Heirlooms, meanwhile, are open-pollinated varieties that either have a family or local history or that have been around for 50 or more years, said Weston Miller, a horticulturist with the Oregon State University Extension Service. “As a rule, heirlooms are open-pollinated, otherwise they wouldn’t be easy to save,” he said.
Plan ahead. Determine which open-pollinated edibles you want in your garden or on your dining table and then learn their growing cycles. Determine as they develop which are the healthiest and save them as the mother plants. Allow those to ripen beyond their normal harvest period.
“It is important to wait long enough for the fruit and seed of the plant to mature,” Porter said, “but harvest early enough that rotting isn’t an issue.
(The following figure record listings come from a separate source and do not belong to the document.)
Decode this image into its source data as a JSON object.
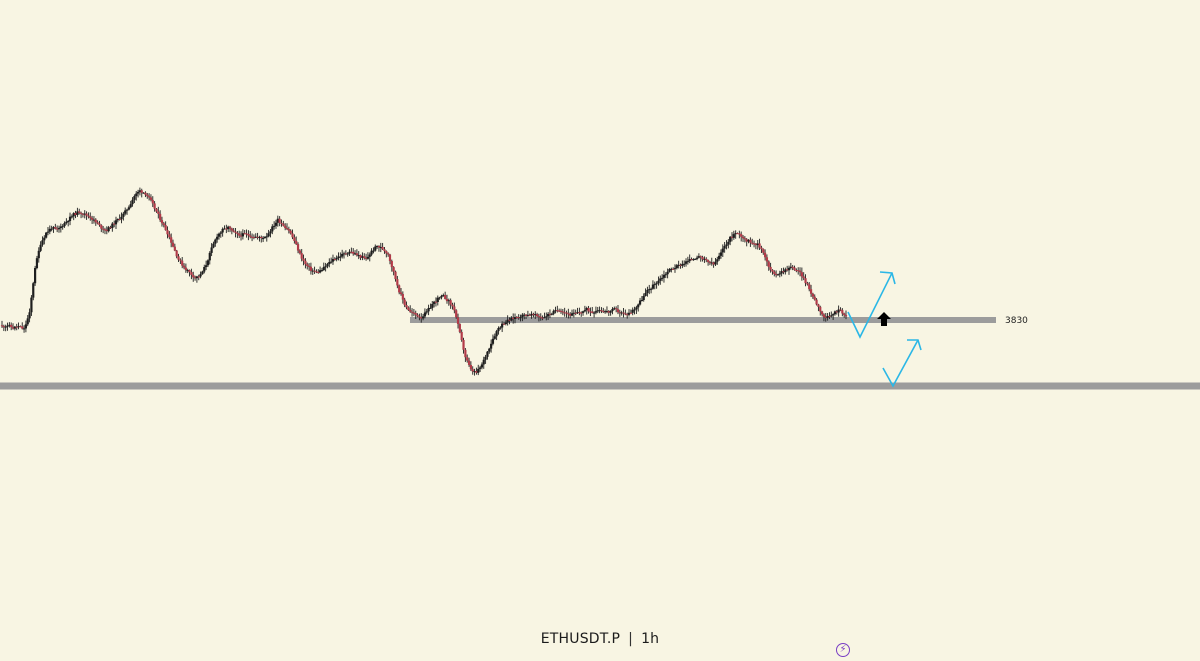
{
  "chart_data": {
    "type": "candlestick",
    "symbol": "ETHUSDT.P",
    "timeframe": "1h",
    "up_color": "#1e1e1e",
    "down_color": "#b23a48",
    "levels": [
      {
        "price": 3830,
        "label": "3830",
        "color": "#9c9c9c"
      },
      {
        "price": 3780,
        "label": "",
        "color": "#9c9c9c"
      }
    ],
    "projection_color": "#2bb7e6",
    "marker_color": "#000000",
    "close_path": [
      3825,
      3826,
      3824,
      3825,
      3823,
      3835,
      3870,
      3888,
      3896,
      3900,
      3898,
      3902,
      3906,
      3910,
      3912,
      3910,
      3908,
      3904,
      3900,
      3898,
      3902,
      3906,
      3910,
      3916,
      3924,
      3928,
      3926,
      3920,
      3912,
      3904,
      3896,
      3886,
      3876,
      3870,
      3866,
      3862,
      3864,
      3872,
      3884,
      3894,
      3898,
      3900,
      3896,
      3894,
      3895,
      3894,
      3893,
      3892,
      3894,
      3900,
      3906,
      3902,
      3898,
      3890,
      3880,
      3872,
      3868,
      3866,
      3868,
      3872,
      3876,
      3878,
      3880,
      3882,
      3880,
      3878,
      3876,
      3882,
      3886,
      3884,
      3880,
      3866,
      3852,
      3842,
      3836,
      3834,
      3832,
      3836,
      3842,
      3846,
      3848,
      3844,
      3838,
      3820,
      3802,
      3792,
      3790,
      3796,
      3806,
      3816,
      3824,
      3828,
      3830,
      3832,
      3833,
      3834,
      3834,
      3833,
      3832,
      3834,
      3836,
      3838,
      3836,
      3834,
      3835,
      3836,
      3838,
      3836,
      3838,
      3837,
      3836,
      3838,
      3836,
      3834,
      3836,
      3840,
      3846,
      3852,
      3856,
      3860,
      3864,
      3868,
      3870,
      3872,
      3874,
      3876,
      3878,
      3876,
      3874,
      3872,
      3878,
      3886,
      3892,
      3896,
      3894,
      3890,
      3889,
      3887,
      3882,
      3870,
      3864,
      3866,
      3868,
      3870,
      3868,
      3864,
      3856,
      3848,
      3840,
      3832,
      3832,
      3836,
      3838,
      3832
    ]
  },
  "annotations": {
    "level_price_label": "3830",
    "arrow": "up-arrow"
  },
  "footer": {
    "symbol": "ETHUSDT.P",
    "separator": "|",
    "timeframe": "1h",
    "badge_icon": "lightning-icon",
    "badge_glyph": "⚡"
  }
}
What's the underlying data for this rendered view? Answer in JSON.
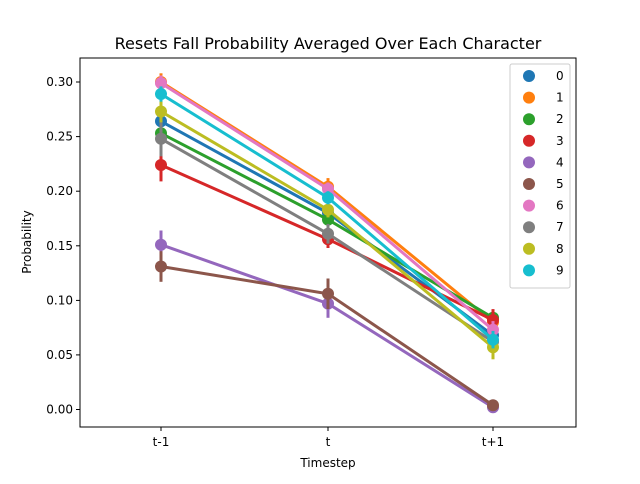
{
  "chart_data": {
    "type": "line",
    "title": "Resets Fall Probability Averaged Over Each Character",
    "xlabel": "Timestep",
    "ylabel": "Probability",
    "categories": [
      "t-1",
      "t",
      "t+1"
    ],
    "ylim": [
      -0.016,
      0.322
    ],
    "yticks": [
      0.0,
      0.05,
      0.1,
      0.15,
      0.2,
      0.25,
      0.3
    ],
    "ytick_labels": [
      "0.00",
      "0.05",
      "0.10",
      "0.15",
      "0.20",
      "0.25",
      "0.30"
    ],
    "grid": false,
    "legend_position": "top-right",
    "series": [
      {
        "name": "0",
        "color": "#1f77b4",
        "values": [
          0.264,
          0.18,
          0.068
        ],
        "err": [
          0.008,
          0.006,
          0.008
        ]
      },
      {
        "name": "1",
        "color": "#ff7f0e",
        "values": [
          0.3,
          0.204,
          0.08
        ],
        "err": [
          0.008,
          0.008,
          0.008
        ]
      },
      {
        "name": "2",
        "color": "#2ca02c",
        "values": [
          0.253,
          0.174,
          0.084
        ],
        "err": [
          0.008,
          0.006,
          0.006
        ]
      },
      {
        "name": "3",
        "color": "#d62728",
        "values": [
          0.224,
          0.156,
          0.082
        ],
        "err": [
          0.015,
          0.008,
          0.01
        ]
      },
      {
        "name": "4",
        "color": "#9467bd",
        "values": [
          0.151,
          0.097,
          0.002
        ],
        "err": [
          0.013,
          0.013,
          0.002
        ]
      },
      {
        "name": "5",
        "color": "#8c564b",
        "values": [
          0.131,
          0.106,
          0.004
        ],
        "err": [
          0.014,
          0.014,
          0.002
        ]
      },
      {
        "name": "6",
        "color": "#e377c2",
        "values": [
          0.299,
          0.202,
          0.073
        ],
        "err": [
          0.007,
          0.006,
          0.008
        ]
      },
      {
        "name": "7",
        "color": "#7f7f7f",
        "values": [
          0.248,
          0.161,
          0.062
        ],
        "err": [
          0.016,
          0.009,
          0.008
        ]
      },
      {
        "name": "8",
        "color": "#bcbd22",
        "values": [
          0.273,
          0.183,
          0.057
        ],
        "err": [
          0.01,
          0.007,
          0.011
        ]
      },
      {
        "name": "9",
        "color": "#17becf",
        "values": [
          0.289,
          0.194,
          0.064
        ],
        "err": [
          0.007,
          0.006,
          0.008
        ]
      }
    ]
  }
}
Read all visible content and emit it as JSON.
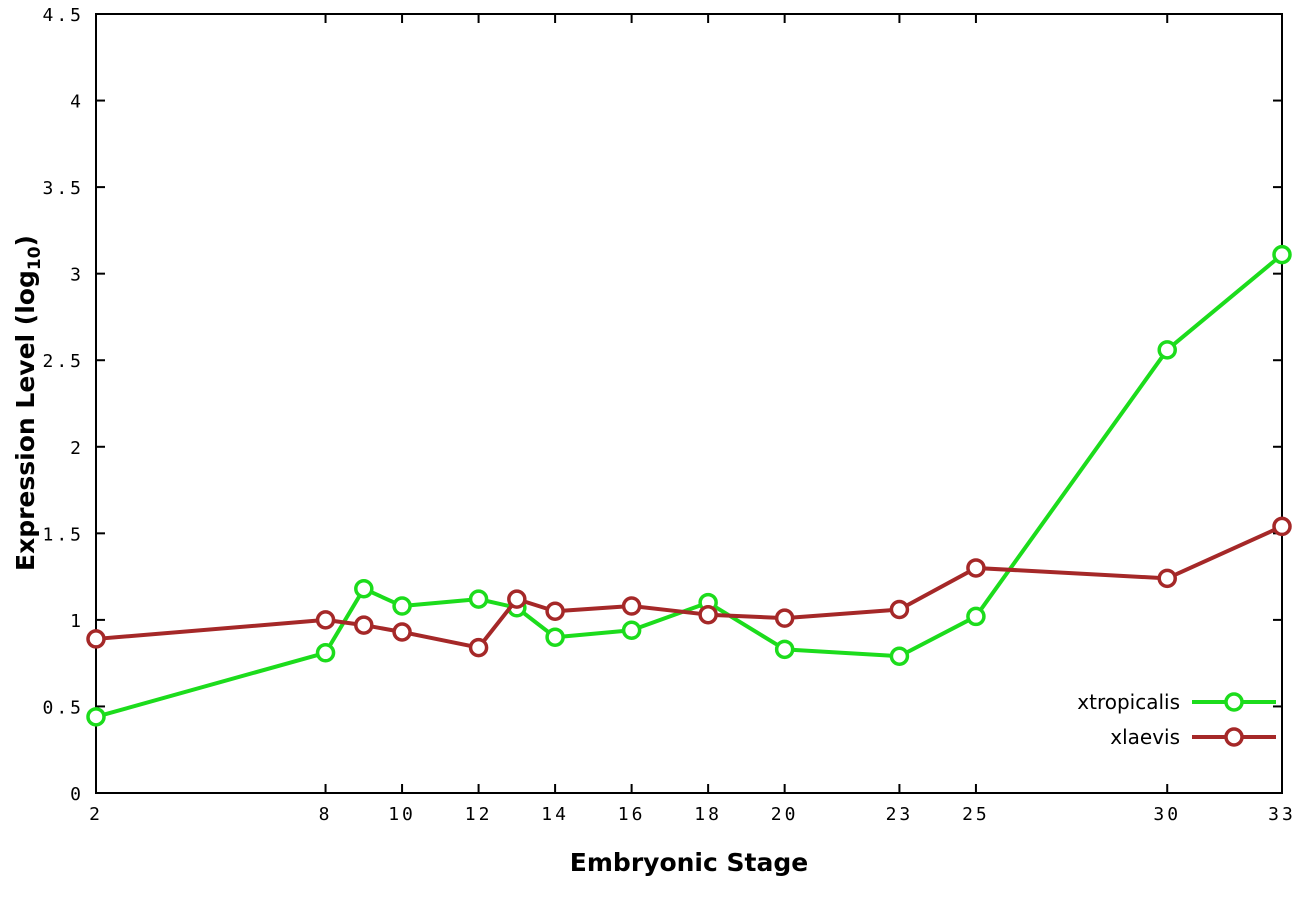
{
  "chart_data": {
    "type": "line",
    "title": "",
    "xlabel": "Embryonic Stage",
    "ylabel": "Expression Level (log10)",
    "ylabel_parts": {
      "prefix": "Expression Level (log",
      "sub": "10",
      "suffix": ")"
    },
    "x": [
      2,
      8,
      9,
      10,
      12,
      13,
      14,
      16,
      18,
      20,
      23,
      25,
      30,
      33
    ],
    "series": [
      {
        "name": "xtropicalis",
        "color": "#1cdc1c",
        "values": [
          0.44,
          0.81,
          1.18,
          1.08,
          1.12,
          1.07,
          0.9,
          0.94,
          1.1,
          0.83,
          0.79,
          1.02,
          2.56,
          3.11
        ]
      },
      {
        "name": "xlaevis",
        "color": "#a52828",
        "values": [
          0.89,
          1.0,
          0.97,
          0.93,
          0.84,
          1.12,
          1.05,
          1.08,
          1.03,
          1.01,
          1.06,
          1.3,
          1.24,
          1.54
        ]
      }
    ],
    "xlim": [
      2,
      33
    ],
    "ylim": [
      0,
      4.5
    ],
    "xtick_values": [
      2,
      8,
      10,
      12,
      14,
      16,
      18,
      20,
      23,
      25,
      30,
      33
    ],
    "xtick_labels": [
      "2",
      "8",
      "10",
      "12",
      "14",
      "16",
      "18",
      "20",
      "23",
      "25",
      "30",
      "33"
    ],
    "ytick_values": [
      0,
      0.5,
      1,
      1.5,
      2,
      2.5,
      3,
      3.5,
      4,
      4.5
    ],
    "ytick_labels": [
      "0",
      "0.5",
      "1",
      "1.5",
      "2",
      "2.5",
      "3",
      "3.5",
      "4",
      "4.5"
    ],
    "grid": false,
    "legend_position": "inside-bottom-right",
    "marker": "open-circle",
    "axis_color": "#000000",
    "background_color": "#ffffff"
  }
}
The seeds won’t necessarily rot when the fruit does, but nobody enjoys digging through rotten produce to harvest seeds.”
Lettuce and bean seeds can be removed from the plants once they are dry and hard, Miller said. “Don’t harvest seeds when the plants are wet from precipitation,” he said.
Store seeds in tightly sealed glass containers in a cool, dark location.
“Make sure that you label seeds with the type of seed and date,” Miller said. “A small packet of silica desiccant or powered milk in the jar can help to remove moisture and keep the seeds dry.
“The refrigerator or freezer is also a good place for storing seeds that you collect and also seeds that you buy. Put small seeds in envelopes and label them. Place the envelopes in sealable freezer bags.”
Seed saving requires time and energy but the effort is worth it, Porter said.
“Seed saving not only preserves a plant variety for the future, but also the history of that variety,” he said. “Saving seeds from plants that perform well in your garden is also a basic form of plant selection that over time develops a strain of that plant that is adapted to thrive in your local climate.”